French army chief urges more strikes on ISIS command
The U.S.-led coalition carrying out airstrikes against ISIS must do more to target the jihadis’ command centers, French army chief Denis Mercier said Wednesday, AFP reports.
He compared operations in Iraq, where French warplanes are carrying out airstrikes, and Syria, where the U.S. is bombing jihadi positions, to the 2011 international intervention in Libya.
“In Libya we went after [Libyan leader Moammar] Gadhafi’s center of gravity ... it was by attacking these centers that we managed to topple Gadhafi, not by firing at 150 pickup trucks a day. Otherwise we would still be there,” Mercier told journalists. “It is exactly the same problem in Iraq today. We are shooting at the front line but behind that we need to concentrate on the centers of gravity.”
He said the difficulty was that these command centers were mostly based in Syria. In Iraq, the government has asked the coalition not to strike such centers, Mercier said.
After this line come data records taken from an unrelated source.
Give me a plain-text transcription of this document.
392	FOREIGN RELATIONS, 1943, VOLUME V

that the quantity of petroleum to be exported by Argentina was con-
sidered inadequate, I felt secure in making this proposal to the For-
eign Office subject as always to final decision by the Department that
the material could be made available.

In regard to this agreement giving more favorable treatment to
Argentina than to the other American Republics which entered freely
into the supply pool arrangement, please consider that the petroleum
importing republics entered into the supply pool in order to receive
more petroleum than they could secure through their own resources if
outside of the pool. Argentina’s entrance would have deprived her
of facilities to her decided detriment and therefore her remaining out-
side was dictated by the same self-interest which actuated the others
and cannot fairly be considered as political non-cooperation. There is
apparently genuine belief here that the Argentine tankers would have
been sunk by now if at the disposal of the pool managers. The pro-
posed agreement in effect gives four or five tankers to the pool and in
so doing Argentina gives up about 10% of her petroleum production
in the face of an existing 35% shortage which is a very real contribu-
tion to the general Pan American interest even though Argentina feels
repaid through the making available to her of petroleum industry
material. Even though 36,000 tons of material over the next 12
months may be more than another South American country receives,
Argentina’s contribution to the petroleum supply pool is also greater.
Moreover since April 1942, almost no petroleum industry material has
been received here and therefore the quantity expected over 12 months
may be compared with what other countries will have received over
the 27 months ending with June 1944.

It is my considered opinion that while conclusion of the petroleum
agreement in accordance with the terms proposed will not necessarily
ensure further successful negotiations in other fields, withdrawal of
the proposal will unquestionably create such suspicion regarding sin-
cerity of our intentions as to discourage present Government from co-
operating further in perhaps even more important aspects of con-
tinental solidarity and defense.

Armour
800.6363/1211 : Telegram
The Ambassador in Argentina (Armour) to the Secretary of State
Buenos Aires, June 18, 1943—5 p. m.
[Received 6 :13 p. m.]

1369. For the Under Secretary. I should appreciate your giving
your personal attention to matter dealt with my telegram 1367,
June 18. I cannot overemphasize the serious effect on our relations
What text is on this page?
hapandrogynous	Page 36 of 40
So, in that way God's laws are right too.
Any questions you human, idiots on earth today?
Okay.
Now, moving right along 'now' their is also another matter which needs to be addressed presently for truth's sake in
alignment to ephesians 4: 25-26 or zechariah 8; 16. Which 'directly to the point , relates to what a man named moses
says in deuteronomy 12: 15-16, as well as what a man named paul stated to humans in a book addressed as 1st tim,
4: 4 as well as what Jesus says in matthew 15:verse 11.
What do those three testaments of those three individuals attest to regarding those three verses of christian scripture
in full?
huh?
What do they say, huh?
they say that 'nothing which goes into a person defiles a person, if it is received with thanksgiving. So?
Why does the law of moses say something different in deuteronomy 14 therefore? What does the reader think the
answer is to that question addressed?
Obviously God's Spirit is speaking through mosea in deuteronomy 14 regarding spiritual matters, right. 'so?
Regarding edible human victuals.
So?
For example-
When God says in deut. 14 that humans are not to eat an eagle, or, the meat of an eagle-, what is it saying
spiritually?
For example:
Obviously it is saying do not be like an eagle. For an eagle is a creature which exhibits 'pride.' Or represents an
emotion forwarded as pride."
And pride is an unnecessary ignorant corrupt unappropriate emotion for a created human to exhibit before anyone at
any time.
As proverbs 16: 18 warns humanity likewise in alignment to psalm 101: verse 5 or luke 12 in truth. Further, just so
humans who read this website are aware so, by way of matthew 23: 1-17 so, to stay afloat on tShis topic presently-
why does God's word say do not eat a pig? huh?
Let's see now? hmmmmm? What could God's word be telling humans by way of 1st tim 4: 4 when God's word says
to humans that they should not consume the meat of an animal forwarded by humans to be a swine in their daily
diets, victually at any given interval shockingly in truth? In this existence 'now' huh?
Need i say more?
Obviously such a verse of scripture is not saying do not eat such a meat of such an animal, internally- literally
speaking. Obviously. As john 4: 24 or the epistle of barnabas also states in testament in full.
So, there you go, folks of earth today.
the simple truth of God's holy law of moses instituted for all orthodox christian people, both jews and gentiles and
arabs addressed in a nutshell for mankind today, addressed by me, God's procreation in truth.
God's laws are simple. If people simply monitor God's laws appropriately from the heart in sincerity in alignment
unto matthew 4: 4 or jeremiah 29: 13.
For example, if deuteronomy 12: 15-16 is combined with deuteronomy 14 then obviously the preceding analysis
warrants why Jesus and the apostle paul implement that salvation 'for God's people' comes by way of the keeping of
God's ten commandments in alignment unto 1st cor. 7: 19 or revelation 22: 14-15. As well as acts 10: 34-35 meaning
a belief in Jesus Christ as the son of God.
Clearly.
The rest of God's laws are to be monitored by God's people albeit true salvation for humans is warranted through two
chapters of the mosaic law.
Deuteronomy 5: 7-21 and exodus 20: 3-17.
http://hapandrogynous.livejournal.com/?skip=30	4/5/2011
Mercier brushed off criticism that the coalition’s bombing campaign was not having the desired effect, after a series of key battlefield advances by ISIS.
“If we had not been there, honestly, the situation would be settled: ISIS would have taken control of everything, Baghdad, etc.,” he said. “These rather intense air operations allow us to give Iraqi forces freedom to act on the ground. Full stop.
“Afterward the ball is somewhat in their court ... the problem is you need a ground offensive by these Iraqi forces which is complicated by the overlapping of different communities,” he said, referring to the Sunni and Shiite fighters who are deeply distrustful of one another.